To have a conversation about blackness and its intersections with any industry requires an acknowledgment of the current racial tensions in our country. The death of Michael Brown almost a year ago has pushed the country to collectively witness how race-related prejudice is just as present now as it was during Jim Crow. Furthermore, one cannot ignore how social movements, such as those for Civil Rights and Black Power, undoubtedly spilled over into popular culture, from music to fashion, and how the same thing is happening now.

Musicians such as Nina Simone and James Brown released singles that delved into race during these movements, which can easily be compared to this year’s albums by D’Angelo, Kendrick Lamar, and J. Cole. Additionally, the unwavering criticism of the ways in which the fashion system continues to exclude and discriminate against people of color was as much a conversation during the careers of Donyale Luna, Naomi Sims, and Beverly Johnson as it is now with Chanel Iman, Jourdan Dunn, and Joan Smalls. The current cultural shifts in the country are once again begging for space in the mainstream.

One can’t help but to see how the past is very much a part of the present. Although we’ve made substantial strides in pushing for equal rights and the acceptance of beauty of varying colors, the recent Teen Vogue cover forces us to question whether this is simply a moment in time or truly a proactive solution to combat an issue that has consistently and historically plagued us. From editors and models being vocal about the race prejudice that they have faced in fashion to unacceptably low numbers of POC representation on Fashion Week runways and the covers of magazines, the fashion industry is still finding it difficult to achieve equal racial representation.

One driving force behind this issue might be the problematic power relations that allow for the construction and acceptance of blackness. Historically, black women’s bodies have been fashioned into the “Other” at the hands of mainstream culture, placing them into subordinate categories that have worked to reify their oppression. There is something to be said when their bodies are recognized as ideal. There is something validating in seeing people who look like you, and who reflect your experiences, in the mainstream.

Jones, Montero, and Hammam are magnifications of black and brown beauty, and a reminder of the necessity to further push for diversity so it becomes ordinary instead of newsworthy. The cover of Teen Vogue’s August issue is indeed something to celebrate.

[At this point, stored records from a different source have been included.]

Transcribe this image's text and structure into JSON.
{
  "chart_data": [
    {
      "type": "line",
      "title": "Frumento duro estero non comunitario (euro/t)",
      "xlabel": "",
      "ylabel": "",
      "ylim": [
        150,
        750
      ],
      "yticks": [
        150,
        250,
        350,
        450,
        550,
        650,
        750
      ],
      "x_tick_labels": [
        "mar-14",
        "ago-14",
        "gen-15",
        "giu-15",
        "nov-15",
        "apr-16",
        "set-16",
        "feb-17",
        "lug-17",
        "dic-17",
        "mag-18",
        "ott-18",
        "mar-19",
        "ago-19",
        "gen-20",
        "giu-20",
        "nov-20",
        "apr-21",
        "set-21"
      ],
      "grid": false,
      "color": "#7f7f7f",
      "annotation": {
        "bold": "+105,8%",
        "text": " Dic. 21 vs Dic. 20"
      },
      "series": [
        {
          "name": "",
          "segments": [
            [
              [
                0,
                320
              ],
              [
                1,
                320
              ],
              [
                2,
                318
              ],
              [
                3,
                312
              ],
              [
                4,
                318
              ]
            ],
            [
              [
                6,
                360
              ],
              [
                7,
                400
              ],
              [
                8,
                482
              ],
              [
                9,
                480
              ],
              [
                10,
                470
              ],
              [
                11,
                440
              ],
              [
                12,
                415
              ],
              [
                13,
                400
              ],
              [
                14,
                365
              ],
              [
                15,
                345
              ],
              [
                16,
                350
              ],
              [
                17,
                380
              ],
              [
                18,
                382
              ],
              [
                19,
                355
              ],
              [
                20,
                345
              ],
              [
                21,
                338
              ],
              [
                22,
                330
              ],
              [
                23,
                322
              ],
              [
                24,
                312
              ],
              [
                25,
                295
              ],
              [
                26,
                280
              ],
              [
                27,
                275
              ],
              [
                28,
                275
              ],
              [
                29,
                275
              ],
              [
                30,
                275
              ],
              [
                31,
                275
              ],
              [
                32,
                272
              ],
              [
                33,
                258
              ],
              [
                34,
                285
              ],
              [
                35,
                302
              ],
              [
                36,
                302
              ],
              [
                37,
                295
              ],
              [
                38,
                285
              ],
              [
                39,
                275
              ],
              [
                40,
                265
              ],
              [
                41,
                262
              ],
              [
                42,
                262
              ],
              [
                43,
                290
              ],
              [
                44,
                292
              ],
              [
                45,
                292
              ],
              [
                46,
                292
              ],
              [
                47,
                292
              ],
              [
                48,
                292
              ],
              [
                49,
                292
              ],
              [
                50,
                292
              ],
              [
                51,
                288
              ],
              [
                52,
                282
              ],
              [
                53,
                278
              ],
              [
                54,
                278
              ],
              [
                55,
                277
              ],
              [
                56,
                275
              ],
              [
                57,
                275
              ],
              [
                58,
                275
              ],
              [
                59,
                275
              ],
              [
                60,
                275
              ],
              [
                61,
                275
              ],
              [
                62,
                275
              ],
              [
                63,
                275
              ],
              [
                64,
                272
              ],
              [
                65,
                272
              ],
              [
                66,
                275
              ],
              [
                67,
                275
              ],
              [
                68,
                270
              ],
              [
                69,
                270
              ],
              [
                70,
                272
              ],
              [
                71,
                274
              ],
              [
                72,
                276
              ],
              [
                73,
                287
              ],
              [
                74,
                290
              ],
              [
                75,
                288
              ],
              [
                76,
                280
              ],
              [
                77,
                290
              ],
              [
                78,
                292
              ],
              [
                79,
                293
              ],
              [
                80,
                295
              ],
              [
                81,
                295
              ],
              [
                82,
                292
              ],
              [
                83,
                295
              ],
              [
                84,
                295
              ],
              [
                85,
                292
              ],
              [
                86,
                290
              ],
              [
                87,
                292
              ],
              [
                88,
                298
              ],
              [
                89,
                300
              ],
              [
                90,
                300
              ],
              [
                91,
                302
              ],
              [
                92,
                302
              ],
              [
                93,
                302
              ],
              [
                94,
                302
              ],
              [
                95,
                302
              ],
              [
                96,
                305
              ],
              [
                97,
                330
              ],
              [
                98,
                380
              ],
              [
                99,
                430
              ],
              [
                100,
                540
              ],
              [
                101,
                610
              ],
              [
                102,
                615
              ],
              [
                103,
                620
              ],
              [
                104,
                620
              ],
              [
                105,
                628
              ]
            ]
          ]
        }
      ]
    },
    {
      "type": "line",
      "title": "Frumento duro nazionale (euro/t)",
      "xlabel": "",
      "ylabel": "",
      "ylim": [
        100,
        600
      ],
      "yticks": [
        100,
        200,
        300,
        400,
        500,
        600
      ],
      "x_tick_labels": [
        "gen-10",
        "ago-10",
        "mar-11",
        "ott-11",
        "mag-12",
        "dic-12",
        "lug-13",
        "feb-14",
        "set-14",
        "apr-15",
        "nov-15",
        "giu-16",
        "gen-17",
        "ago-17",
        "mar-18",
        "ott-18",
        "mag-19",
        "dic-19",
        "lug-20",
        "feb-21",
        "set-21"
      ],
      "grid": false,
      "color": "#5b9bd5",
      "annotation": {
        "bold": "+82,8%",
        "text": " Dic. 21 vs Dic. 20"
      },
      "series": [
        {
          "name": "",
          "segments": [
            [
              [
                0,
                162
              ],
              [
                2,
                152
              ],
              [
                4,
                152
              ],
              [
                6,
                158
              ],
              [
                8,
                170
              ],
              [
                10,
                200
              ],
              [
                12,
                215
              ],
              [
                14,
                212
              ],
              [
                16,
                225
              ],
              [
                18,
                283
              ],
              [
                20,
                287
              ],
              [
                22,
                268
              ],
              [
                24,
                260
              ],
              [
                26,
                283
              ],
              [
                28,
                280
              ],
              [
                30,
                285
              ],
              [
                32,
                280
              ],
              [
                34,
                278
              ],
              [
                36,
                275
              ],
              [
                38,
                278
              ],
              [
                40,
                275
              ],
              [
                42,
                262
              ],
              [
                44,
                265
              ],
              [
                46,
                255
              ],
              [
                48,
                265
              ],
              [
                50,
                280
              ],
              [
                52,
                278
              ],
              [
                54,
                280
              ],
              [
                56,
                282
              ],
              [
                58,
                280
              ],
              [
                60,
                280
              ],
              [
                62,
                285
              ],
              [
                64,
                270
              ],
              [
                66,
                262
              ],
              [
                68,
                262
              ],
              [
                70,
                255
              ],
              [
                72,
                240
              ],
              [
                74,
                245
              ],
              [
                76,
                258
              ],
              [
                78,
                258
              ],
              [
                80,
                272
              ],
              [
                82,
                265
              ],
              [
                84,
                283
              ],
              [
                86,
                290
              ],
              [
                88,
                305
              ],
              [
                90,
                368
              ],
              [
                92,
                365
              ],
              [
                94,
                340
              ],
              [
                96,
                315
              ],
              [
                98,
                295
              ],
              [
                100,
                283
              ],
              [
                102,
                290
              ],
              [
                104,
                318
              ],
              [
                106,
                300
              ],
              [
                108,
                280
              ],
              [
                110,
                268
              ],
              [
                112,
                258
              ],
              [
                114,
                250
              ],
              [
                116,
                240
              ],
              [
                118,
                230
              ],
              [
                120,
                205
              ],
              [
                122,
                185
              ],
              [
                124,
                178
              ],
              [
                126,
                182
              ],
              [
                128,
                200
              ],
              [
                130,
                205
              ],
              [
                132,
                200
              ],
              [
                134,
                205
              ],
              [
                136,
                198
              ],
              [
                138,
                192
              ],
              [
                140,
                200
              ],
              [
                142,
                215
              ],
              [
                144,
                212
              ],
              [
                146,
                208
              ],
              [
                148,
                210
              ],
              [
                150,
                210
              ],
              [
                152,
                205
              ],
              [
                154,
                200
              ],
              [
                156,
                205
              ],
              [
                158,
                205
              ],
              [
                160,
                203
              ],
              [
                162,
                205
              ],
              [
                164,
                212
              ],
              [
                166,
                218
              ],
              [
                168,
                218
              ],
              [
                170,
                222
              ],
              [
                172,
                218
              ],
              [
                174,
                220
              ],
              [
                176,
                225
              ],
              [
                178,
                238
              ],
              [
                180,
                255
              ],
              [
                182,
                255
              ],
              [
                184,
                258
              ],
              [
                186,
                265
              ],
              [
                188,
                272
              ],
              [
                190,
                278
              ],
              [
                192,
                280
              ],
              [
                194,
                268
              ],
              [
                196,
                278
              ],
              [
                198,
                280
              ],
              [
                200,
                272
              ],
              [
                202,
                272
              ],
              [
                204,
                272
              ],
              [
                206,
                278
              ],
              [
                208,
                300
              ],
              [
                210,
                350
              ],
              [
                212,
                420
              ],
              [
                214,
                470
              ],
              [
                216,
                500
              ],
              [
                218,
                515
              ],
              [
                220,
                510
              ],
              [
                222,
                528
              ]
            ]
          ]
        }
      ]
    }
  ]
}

If anything, it is validation. It is a moment that we can seize. It is a moment to say that we are, indeed, here.

But it is also a moment in which we should hold the industry accountable in the same ways that we do other systems, because it too participates in the reification of ideologies and norms. To laud Teen Vogue for this feat means that collectively we recognize that seeing black women on the covers of magazines isn’t the norm. It means that other publications might follow in suit. But one can’t help but to be pessimistic and wonder if the moment will be turned into a trend instead of a necessary responsibility that should be enforced upon every power player within this influential industry.

My questions now are these: How can we strive for consistency? How can we make it our goal to see that these three beautiful women and models are represented far beyond this cover? How can we dismantle the actions of an industry — a system — that is as active and guilty of imposing oppression and perpetuating stereotypes as countless other systems that have historically done the same?

If the fashion industry is as powerful as we make it out to be, it is time for us to no longer accept one cover of a black girl a year (or none); it is time for us to transform the thinking at the top.